The hierarchy embedded in the language persists. Job postings routinely list technical requirements in detail while mentioning soft skills as afterthoughts. Compensation structures overwhelmingly reward technical and quantitative expertise. A software engineer with no ability to communicate earns more, in most labor markets, than a community organizer with decades of interpersonal mastery.3

The term soft skills would have been incomprehensible to Aristotle, who treated practical wisdom (phronesis), the capacity for judgment in human affairs, as one of the highest intellectual virtues. It would have puzzled the masters of the Renaissance bottega, where managing apprentices, negotiating commissions, and reading clients were inseparable from the craft itself. The word soft did not describe a kind of skill. It described a system’s decision about which human capacities to value.4

1972
A U.S. Army training conference at Fort Bliss introduces the term soft skills for non-technical competencies.
1980s
Corporate human resources departments adopt the term, embedding the hard/soft hierarchy into hiring and training.

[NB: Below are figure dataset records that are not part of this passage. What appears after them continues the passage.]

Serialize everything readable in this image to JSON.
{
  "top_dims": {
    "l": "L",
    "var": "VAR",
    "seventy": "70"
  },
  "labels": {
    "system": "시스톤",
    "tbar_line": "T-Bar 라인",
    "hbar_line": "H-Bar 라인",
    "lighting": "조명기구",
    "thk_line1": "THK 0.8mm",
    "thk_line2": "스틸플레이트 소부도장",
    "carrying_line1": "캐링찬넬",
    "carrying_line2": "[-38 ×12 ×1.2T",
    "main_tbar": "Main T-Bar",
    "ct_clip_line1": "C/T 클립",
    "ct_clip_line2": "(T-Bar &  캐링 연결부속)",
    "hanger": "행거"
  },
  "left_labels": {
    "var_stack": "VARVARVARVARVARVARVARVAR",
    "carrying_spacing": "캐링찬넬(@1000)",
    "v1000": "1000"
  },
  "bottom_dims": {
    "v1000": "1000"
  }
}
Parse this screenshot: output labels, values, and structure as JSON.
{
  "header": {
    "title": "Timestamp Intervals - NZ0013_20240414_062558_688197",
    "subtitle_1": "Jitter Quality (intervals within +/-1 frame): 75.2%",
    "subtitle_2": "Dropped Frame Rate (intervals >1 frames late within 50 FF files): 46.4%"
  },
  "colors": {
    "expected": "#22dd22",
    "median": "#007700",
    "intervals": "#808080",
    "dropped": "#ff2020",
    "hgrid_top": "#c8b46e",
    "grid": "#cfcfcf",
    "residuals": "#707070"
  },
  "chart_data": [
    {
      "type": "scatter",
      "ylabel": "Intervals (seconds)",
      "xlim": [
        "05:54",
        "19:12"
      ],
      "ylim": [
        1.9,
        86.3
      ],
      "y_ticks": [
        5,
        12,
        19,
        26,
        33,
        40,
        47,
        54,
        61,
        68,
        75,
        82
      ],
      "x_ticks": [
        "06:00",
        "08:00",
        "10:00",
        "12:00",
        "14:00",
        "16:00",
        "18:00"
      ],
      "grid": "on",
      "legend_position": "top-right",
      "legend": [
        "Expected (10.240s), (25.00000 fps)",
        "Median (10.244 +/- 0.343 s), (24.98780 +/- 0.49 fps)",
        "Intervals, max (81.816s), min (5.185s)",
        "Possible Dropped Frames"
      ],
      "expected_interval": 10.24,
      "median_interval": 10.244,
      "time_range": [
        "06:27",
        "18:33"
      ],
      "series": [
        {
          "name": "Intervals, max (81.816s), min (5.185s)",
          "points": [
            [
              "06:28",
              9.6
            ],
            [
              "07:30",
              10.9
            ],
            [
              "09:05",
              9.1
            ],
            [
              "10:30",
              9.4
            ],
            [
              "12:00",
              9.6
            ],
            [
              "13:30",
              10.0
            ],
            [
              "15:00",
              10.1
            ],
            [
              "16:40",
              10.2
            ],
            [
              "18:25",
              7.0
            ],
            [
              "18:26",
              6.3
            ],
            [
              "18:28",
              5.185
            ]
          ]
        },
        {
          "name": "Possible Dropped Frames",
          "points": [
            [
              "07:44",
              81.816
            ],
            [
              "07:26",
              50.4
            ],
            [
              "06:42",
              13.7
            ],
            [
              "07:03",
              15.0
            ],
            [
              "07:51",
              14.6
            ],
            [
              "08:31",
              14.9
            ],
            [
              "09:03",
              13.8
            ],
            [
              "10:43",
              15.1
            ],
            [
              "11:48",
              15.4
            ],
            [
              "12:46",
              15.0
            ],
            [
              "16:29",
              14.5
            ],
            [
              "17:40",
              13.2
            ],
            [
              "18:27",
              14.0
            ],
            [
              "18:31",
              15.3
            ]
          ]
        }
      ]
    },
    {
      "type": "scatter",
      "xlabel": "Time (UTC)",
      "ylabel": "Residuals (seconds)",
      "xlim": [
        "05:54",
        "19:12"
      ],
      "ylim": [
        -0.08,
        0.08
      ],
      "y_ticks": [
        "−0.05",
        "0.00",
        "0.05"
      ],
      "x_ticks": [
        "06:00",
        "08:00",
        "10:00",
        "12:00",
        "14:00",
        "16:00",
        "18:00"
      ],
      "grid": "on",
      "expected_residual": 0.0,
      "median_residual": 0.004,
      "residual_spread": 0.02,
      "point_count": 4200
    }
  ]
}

1 Paul G. Whitmore, "What Are Soft Skills?" CONARC Soft Skills Conference, Fort Bliss, Texas, 1972.
2 Marcel M. Robles, "Executive Perceptions of the Top 10 Soft Skills Needed in Today’s Workplace," Business Communication Quarterly 75, no. 4 (2012): 453–465.
3 James J. Heckman and Tim Kautz, "Hard Evidence on Soft Skills," Labour Economics 19, no. 4 (2012): 451–464.
4 Aristotle, Nicomachean Ethics, Book VI, trans. W. D. Ross.